LA TRIVIALIDAD
Existe un conflicto muy serio entre
lo que es y lo que debiera ser.
Primero establecemos lo
que debiera ser, el ideal y luego tratamos de vivir de acuerdo con ese
ideal. Decimos que la mente debiera ocuparse con cosas nobles, con la
abnegación, con la generosidad, con la bondad, con el amor. Eso es el
ideal, la creencia, lo que “debiera ser”; lo que “tiene que ser”, y
tratamos de vivir en conformidad con eso.
Se pone, pues, en movimiento un
conflicto entre la proyección de lo que debiera ser y la realidad, lo que
es; y a través de ese conflicto esperamos transformarnos. Mientras estemos
en lucha con el “debiera ser”, nos sentimos virtuosos, nos sentimos
buenos. Pero lo importante no es el “debiera ser” sino lo que es.
Por otro lado, podemos ver con bastante
claridad que con lo que
se ocupa nuestra mente es, en realidad, con trivialidades. Nuestra mente
se ocupa de nuestra apariencia personal, con la ambición, la codicia, la
envidia, la murmuración, la crueldad. La mente vive en un mundo de
trivialidades; y una mente trivial que crea un noble modelo sigue siendo
trivial.

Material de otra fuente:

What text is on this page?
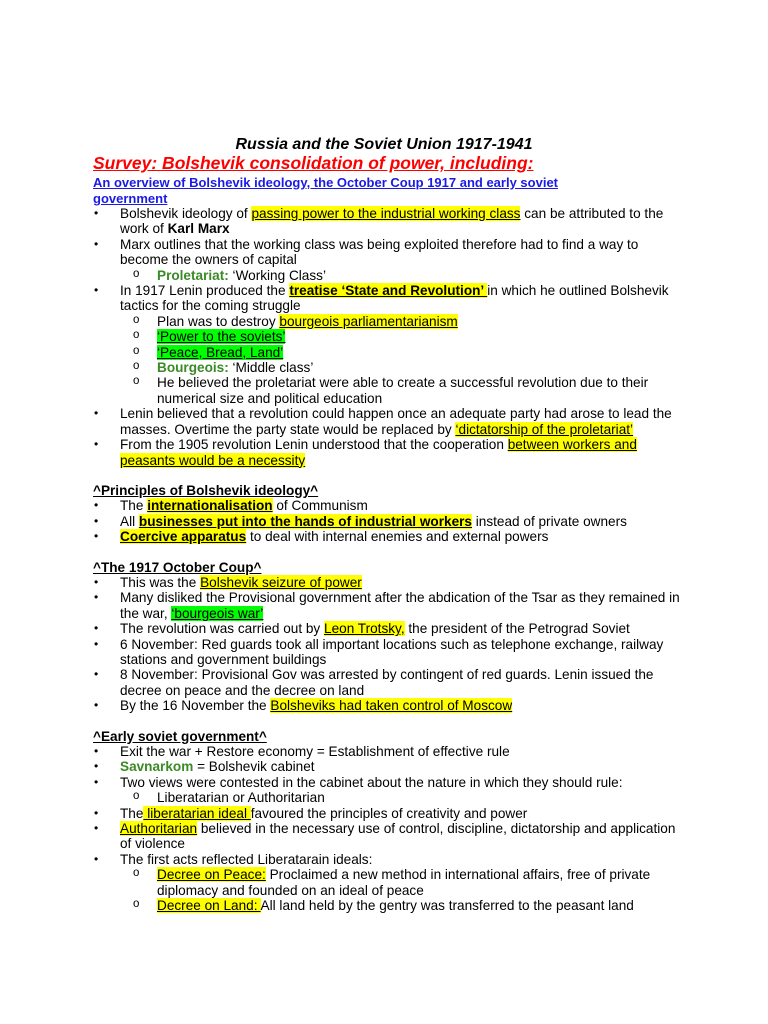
Russia and the Soviet Union 1917-1941
Survey: Bolshevik consolidation of power, including:
An overview of Bolshevik ideology, the October Coup 1917 and early soviet government
• Bolshevik ideology of passing power to the industrial working class can be attributed to the work of Karl Marx
• Marx outlines that the working class was being exploited therefore had to find a way to become the owners of capital
o Proletariat: ‘Working Class’
• In 1917 Lenin produced the treatise ‘State and Revolution’ in which he outlined Bolshevik tactics for the coming struggle
o Plan was to destroy bourgeois parliamentarianism
o ‘Power to the soviets’
o ‘Peace, Bread, Land’
o Bourgeois: ‘Middle class’
o He believed the proletariat were able to create a successful revolution due to their numerical size and political education
• Lenin believed that a revolution could happen once an adequate party had arose to lead the masses. Overtime the party state would be replaced by ‘dictatorship of the proletariat’
• From the 1905 revolution Lenin understood that the cooperation between workers and peasants would be a necessity
^Principles of Bolshevik ideology^
• The internationalisation of Communism
• All businesses put into the hands of industrial workers instead of private owners
• Coercive apparatus to deal with internal enemies and external powers
^The 1917 October Coup^
• This was the Bolshevik seizure of power
• Many disliked the Provisional government after the abdication of the Tsar as they remained in the war, ‘bourgeois war’
• The revolution was carried out by Leon Trotsky, the president of the Petrograd Soviet
• 6 November: Red guards took all important locations such as telephone exchange, railway stations and government buildings
• 8 November: Provisional Gov was arrested by contingent of red guards. Lenin issued the decree on peace and the decree on land
• By the 16 November the Bolsheviks had taken control of Moscow
^Early soviet government^
• Exit the war + Restore economy = Establishment of effective rule
• Savnarkom = Bolshevik cabinet
• Two views were contested in the cabinet about the nature in which they should rule:
o Liberatarian or Authoritarian
• The liberatarian ideal favoured the principles of creativity and power
• Authoritarian believed in the necessary use of control, discipline, dictatorship and application of violence
• The first acts reflected Liberatarain ideals:
o Decree on Peace: Proclaimed a new method in international affairs, free of private diplomacy and founded on an ideal of peace
o Decree on Land: All land held by the gentry was transferred to the peasant land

No se trata, pues, de saber con qué
la mente debiera ocuparse, sino si puede la mente liberarse de las
trivialidades. Por poco que nos demos cuenta, por poco que nos exploremos,
conocemos nuestras propias trivialidades: charla incesante, eterna
locuacidad de la mente, preocupación, ansiedad por esto o por aquello,
curiosidad acerca de lo que la gente hace o no hace, intento de lograr un
resultado, busca a tientas del propio engrandecimiento, y así
sucesivamente. Con eso nos ocupamos, lo sabemos muy bien y ese es el problema.
Ahora bien, dándome cuenta de que mi mente
es trivial y que se ocupa con trivialidades, he dado el paso para
liberarme de esta condición. La mente es trivial por su propia naturaleza.
La mente es el resultado de la memoria. Memoria de
cómo sobrevivir, no sólo física sino psicológicamente mediante el
desarrollo de ciertas cualidades y virtudes, el acopio de experiencias, de
reafirmación de sí misma en sus propias actividades. Y eso es sumamente
trivial. Siendo el resultado de la memoria, del tiempo, la mente en sí es
trivial.
Es obvio que la mente no puede liberarse de su propia trivialidad;
cualquier cosa que haga, sigue siendo trivial. No puede hacer nada. La
mente, que es actividad egocéntrica, no puede libertarse de esa actividad. Puede especular
acerca de Dios, puede idear sistemas políticos, puede inventar creencias;
pero sigue estando en el ámbito del tiempo, su cambio sigue siendo de
recuerdo en recuerdo, continúa atada por su propia limitación.
La
mente no puede terminar con esa limitación. Esa limitación desaparece cuando la
mente está serena, cuando no está activa, cuando reconoce sus propias
trivialidades, por grandes que las haya imaginado. Cuando la mente,
habiendo visto sus trivialidades, se da plena cuenta de ellas y por lo
tanto se aquieta realmente, sólo entonces existe una posibilidad de que
esas trivialidades desaparezcan. Pero mientras ocupemos la mente con lo
que fuere o dejemos que ella campe a sus anchas, ella estará ocupada con trivialidades, sea que construya
una iglesia, que se dedique a la oración o visite un santuario.
La mente en sí es mezquina, pequeña, y con
sólo decir que es mezquina no hemos
disuelto su mezquindad, su pequeñez. Tenemos que comprenderla, la mente
tiene que reconocer sus propias actividades; y en el proceso de ese
reconocimiento, en la alerta percepción de las trivialidades que
consciente o inconscientemente ella ha cimentado, la mente se aquieta. En
esa quietud hay un estado creador, y éste es el factor que trae la transformación.